While it’s inspiring to use the gap between the year that was and the year that’s about to be to envision ways to be better versions of ourselves, it’s important not to let our holiday mind rule our everyday mind.

Our bodies need time to relax and recharge. We sleep at night so that we can think clearly the next day and we have a weekend so that we can come back Monday firing on all cylinders. We generally don’t use the night time or the weekend to make critical life or career decisions. We use it to be inspired to take action when we wake up or start the new week.

That’s where I believe we fall down when making resolutions. We make decisions or statements in the break period when we’re supposed to be recharging. We are granted the Christmas and New Year time to unwind before we kick off a new calendar year, and in this instance, a new decade.
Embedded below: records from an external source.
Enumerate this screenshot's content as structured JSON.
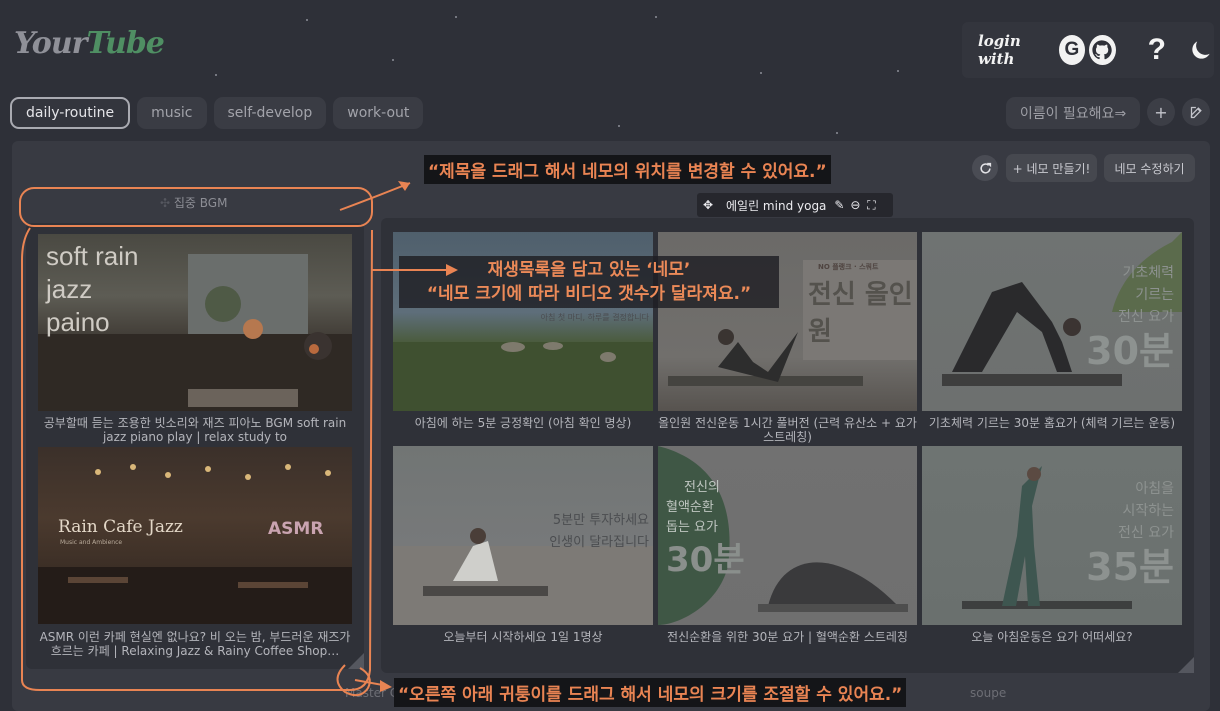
{
  "header": {
    "logo_your": "Your",
    "logo_tube": "Tube",
    "login_label": "login with",
    "google_glyph": "G",
    "help_glyph": "?"
  },
  "tabs": [
    {
      "label": "daily-routine",
      "active": true
    },
    {
      "label": "music",
      "active": false
    },
    {
      "label": "self-develop",
      "active": false
    },
    {
      "label": "work-out",
      "active": false
    }
  ],
  "toolbar": {
    "name_button": "이름이 필요해요⇒",
    "add_glyph": "+",
    "create_box": "+ 네모 만들기!",
    "edit_boxes": "네모 수정하기"
  },
  "boxes": {
    "left": {
      "title": "집중 BGM",
      "videos": [
        {
          "caption": "공부할때 듣는 조용한 빗소리와 재즈 피아노 BGM soft rain jazz piano play | relax study to",
          "thumb_text": [
            "soft rain",
            "jazz",
            "paino"
          ]
        },
        {
          "caption": "ASMR 이런 카페 현실엔 없나요? 비 오는 밤, 부드러운 재즈가 흐르는 카페 | Relaxing Jazz & Rainy Coffee Shop…",
          "thumb_text": [
            "Rain Cafe Jazz",
            "Music and Ambience",
            "ASMR"
          ]
        }
      ]
    },
    "right": {
      "title": "에일린 mind yoga",
      "videos": [
        {
          "caption": "아침에 하는 5분 긍정확인 (아침 확인 명상)",
          "thumb_text": [
            "아침 첫 마디, 하루를 결정합니다"
          ]
        },
        {
          "caption": "올인원 전신운동 1시간 풀버전 (근력 유산소 + 요가 스트레칭)",
          "thumb_text": [
            "NO 플랭크 · 스쿼트",
            "전신 올인원"
          ]
        },
        {
          "caption": "기초체력 기르는 30분 홈요가 (체력 기르는 운동)",
          "thumb_text": [
            "기초체력",
            "기르는",
            "전신 요가",
            "30분"
          ]
        },
        {
          "caption": "오늘부터 시작하세요 1일 1명상",
          "thumb_text": [
            "5분만 투자하세요",
            "인생이 달라집니다"
          ]
        },
        {
          "caption": "전신순환을 위한 30분 요가 | 혈액순환 스트레칭",
          "thumb_text": [
            "전신의",
            "혈액순환",
            "돕는 요가",
            "30분"
          ]
        },
        {
          "caption": "오늘 아침운동은 요가 어떠세요?",
          "thumb_text": [
            "아침을",
            "시작하는",
            "전신 요가",
            "35분"
          ]
        }
      ]
    },
    "bottom_titles": [
      "Master Ch",
      "soupe"
    ]
  },
  "annotations": {
    "drag_title": "“제목을 드래그 해서 네모의 위치를 변경할 수 있어요.”",
    "box_desc_1": "재생목록을 담고 있는 ‘네모’",
    "box_desc_2": "“네모 크기에 따라 비디오 갯수가 달라져요.”",
    "resize": "“오른쪽 아래 귀퉁이를 드래그 해서 네모의 크기를 조절할 수 있어요.”"
  },
  "colors": {
    "background": "#2e3038",
    "annotation": "#e98453",
    "logo_accent": "#4f8f63"
  }
}
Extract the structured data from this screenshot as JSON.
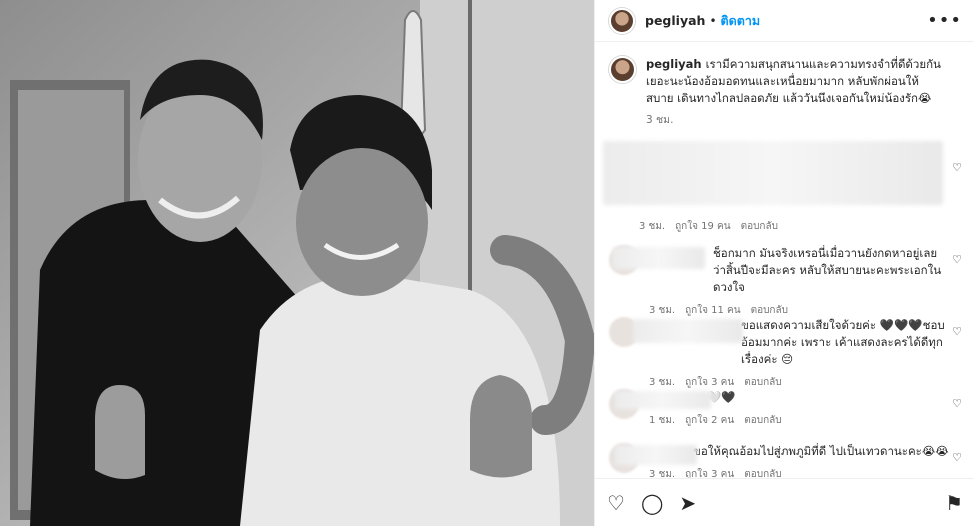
{
  "header": {
    "username": "pegliyah",
    "separator": "•",
    "follow_label": "ติดตาม",
    "more_label": "•••"
  },
  "caption": {
    "username": "pegliyah",
    "text": "เรามีความสนุกสนานและความทรงจำที่ดีด้วยกันเยอะนะน้องอ้อมอดทนและเหนื่อยมามาก หลับพักผ่อนให้สบาย เดินทางไกลปลอดภัย แล้ววันนึงเจอกันใหม่น้องรัก😭",
    "time": "3 ชม."
  },
  "comments": [
    {
      "text": "",
      "time": "3 ชม.",
      "likes": "ถูกใจ 19 คน",
      "reply": "ตอบกลับ"
    },
    {
      "text": "ช็อกมาก มันจริงเหรอนี่เมื่อวานยังกดหาอยู่เลยว่าสิ้นปีจะมีละคร หลับให้สบายนะคะพระเอกในดวงใจ",
      "time": "3 ชม.",
      "likes": "ถูกใจ 11 คน",
      "reply": "ตอบกลับ"
    },
    {
      "text": "ขอแสดงความเสียใจด้วยค่ะ 🖤🖤🖤ชอบอ้อมมากค่ะ เพราะ เค้าแสดงละครได้ดีทุกเรื่องค่ะ 😔",
      "time": "3 ชม.",
      "likes": "ถูกใจ 3 คน",
      "reply": "ตอบกลับ"
    },
    {
      "text": "🤍🖤",
      "time": "1 ชม.",
      "likes": "ถูกใจ 2 คน",
      "reply": "ตอบกลับ"
    },
    {
      "text": "ขอให้คุณอ้อมไปสู่ภพภูมิที่ดี ไปเป็นเทวดานะคะ😭😭",
      "time": "3 ชม.",
      "likes": "ถูกใจ 3 คน",
      "reply": "ตอบกลับ"
    }
  ],
  "icons": {
    "like": "heart-icon",
    "comment": "comment-icon",
    "share": "share-icon",
    "save": "bookmark-icon"
  }
}
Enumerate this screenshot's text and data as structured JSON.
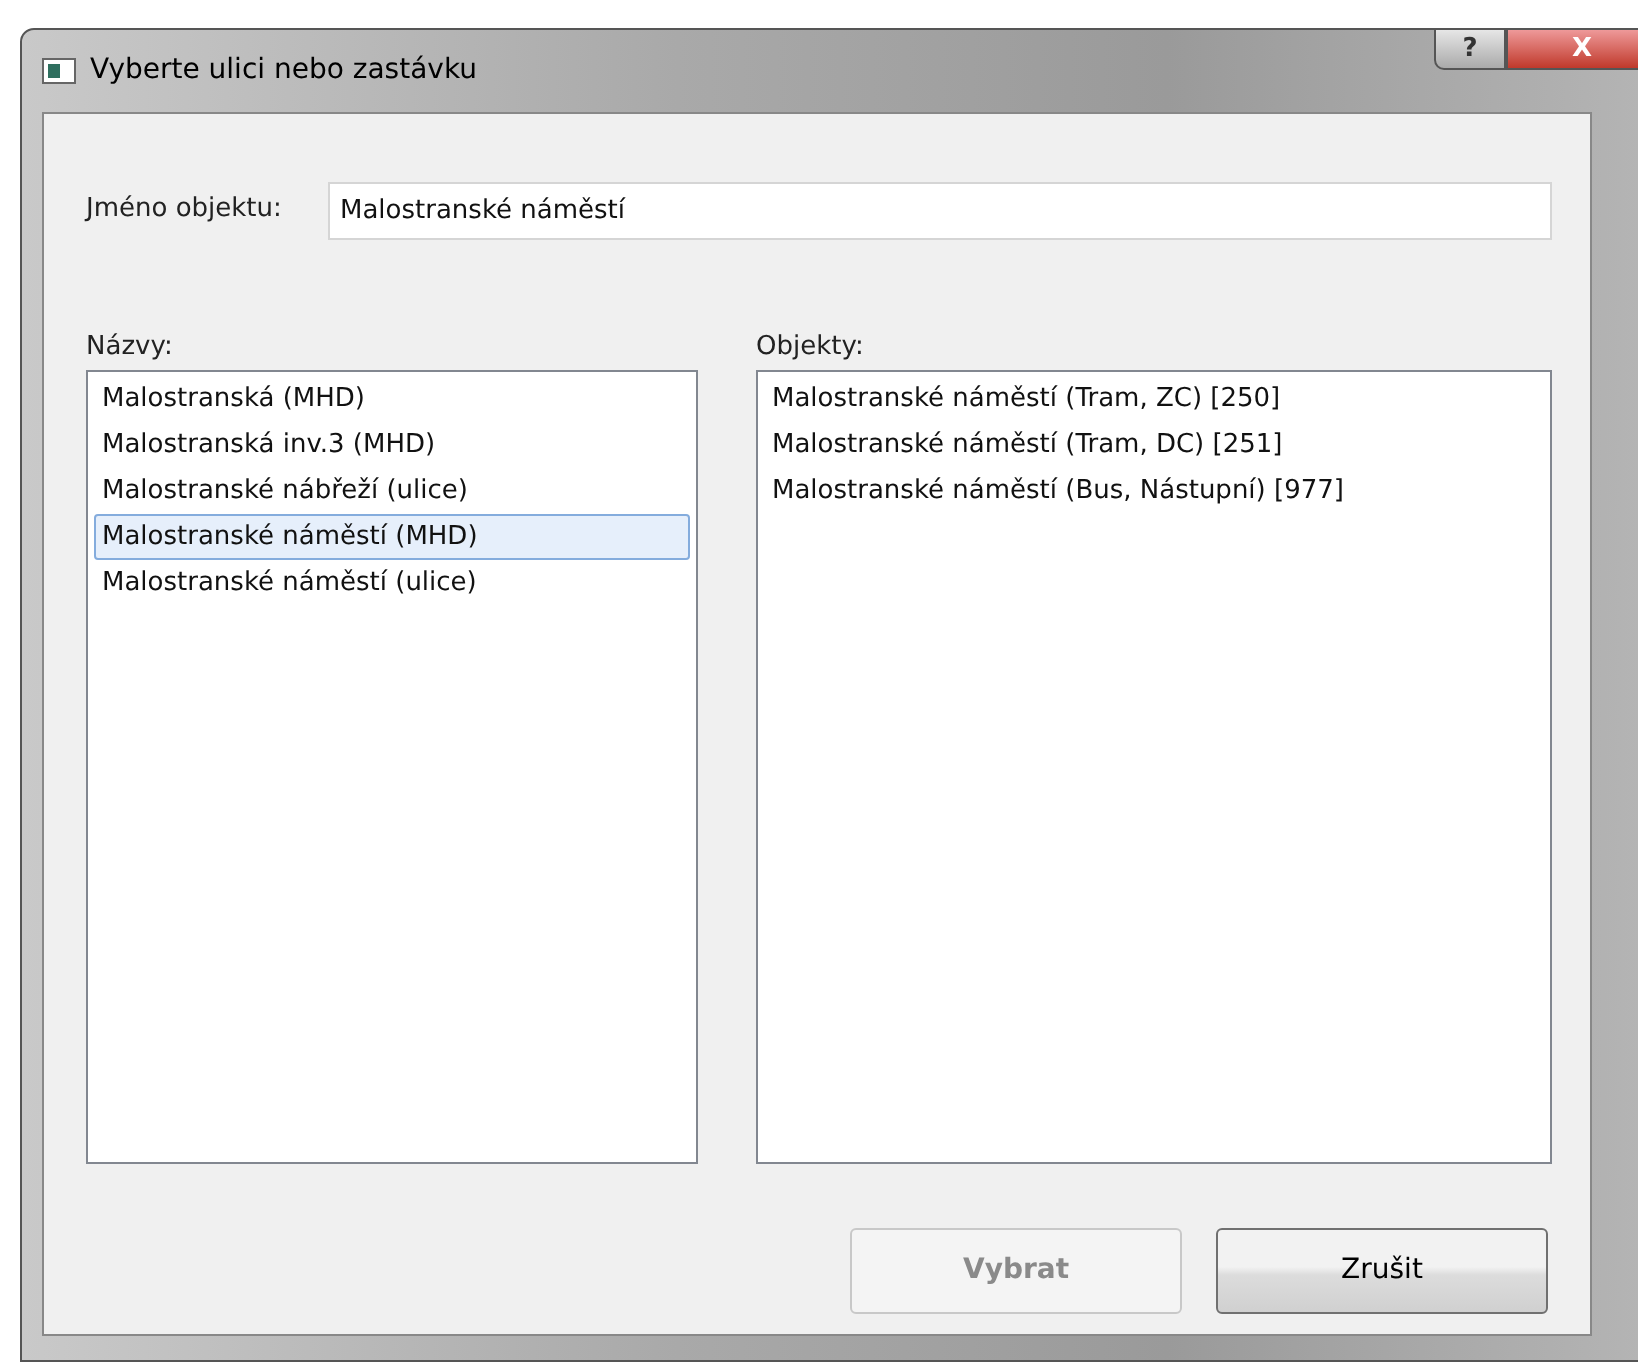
{
  "window": {
    "title": "Vyberte ulici nebo zastávku",
    "help_button": "?",
    "close_button": "X"
  },
  "name_field": {
    "label": "Jméno objektu:",
    "value": "Malostranské náměstí"
  },
  "names": {
    "label": "Názvy:",
    "items": [
      {
        "text": "Malostranská (MHD)",
        "selected": false
      },
      {
        "text": "Malostranská inv.3 (MHD)",
        "selected": false
      },
      {
        "text": "Malostranské nábřeží (ulice)",
        "selected": false
      },
      {
        "text": "Malostranské náměstí (MHD)",
        "selected": true
      },
      {
        "text": "Malostranské náměstí (ulice)",
        "selected": false
      }
    ]
  },
  "objects": {
    "label": "Objekty:",
    "items": [
      {
        "text": "Malostranské náměstí (Tram, ZC) [250]",
        "selected": false
      },
      {
        "text": "Malostranské náměstí (Tram, DC) [251]",
        "selected": false
      },
      {
        "text": "Malostranské náměstí (Bus, Nástupní) [977]",
        "selected": false
      }
    ]
  },
  "buttons": [
    {
      "label": "Vybrat",
      "disabled": true
    },
    {
      "label": "Zrušit",
      "disabled": false
    }
  ]
}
Turn your resolutions into goals

So, it’s the first week of January and you’ve already set resolutions? That’s ok! You can make them goals. Tangible, tactical plans that will take you from vision to accomplishment.

Without a plan to get you there, your resolution will make you one of the 92% of people who never see their vision through. Compare this to the 76% of people who achieve goals from writing them down and monitoring weekly progress. If you want to get somewhere in life that you’re not presently at, a goal – a plan – is the best way to get there. A hopeful resolution made on New Year’s Eve doesn’t give you good odds.

5 ways to set and track goals

Here are some of the ways I suggest my clients take action toward tangible goals that will help you succeed in achieving your resolution this year:

  1. Journal – weekly or daily, it’s important to take stock of your thoughts, feelings and actions so that you can review progress and uncover any blockages that may prevent you from reaching your goal.

  2. Understand the motivation behind your goal and have a vision for how life will be when you reach it.

  3. Give yourself a final reward when you’re there, but also identify the milestones to reward yourself along the way.

  4. Set yourself up for success by getting the resources and lifestyle you need around you (i.e. gym equipment, food tracker, resume updated etc). Sometimes this means eliminating people or behaviours from your life as well.

  5. Tell people about your goal. Being accountable is one of the greatest ways to stay on track!

Remember the reason you made your resolution. Something inside you told you that you will feel great when you achieve this. So, don’t make it a resolution that will fall by the wayside come 1 February – make it a goal to achieve in 2020.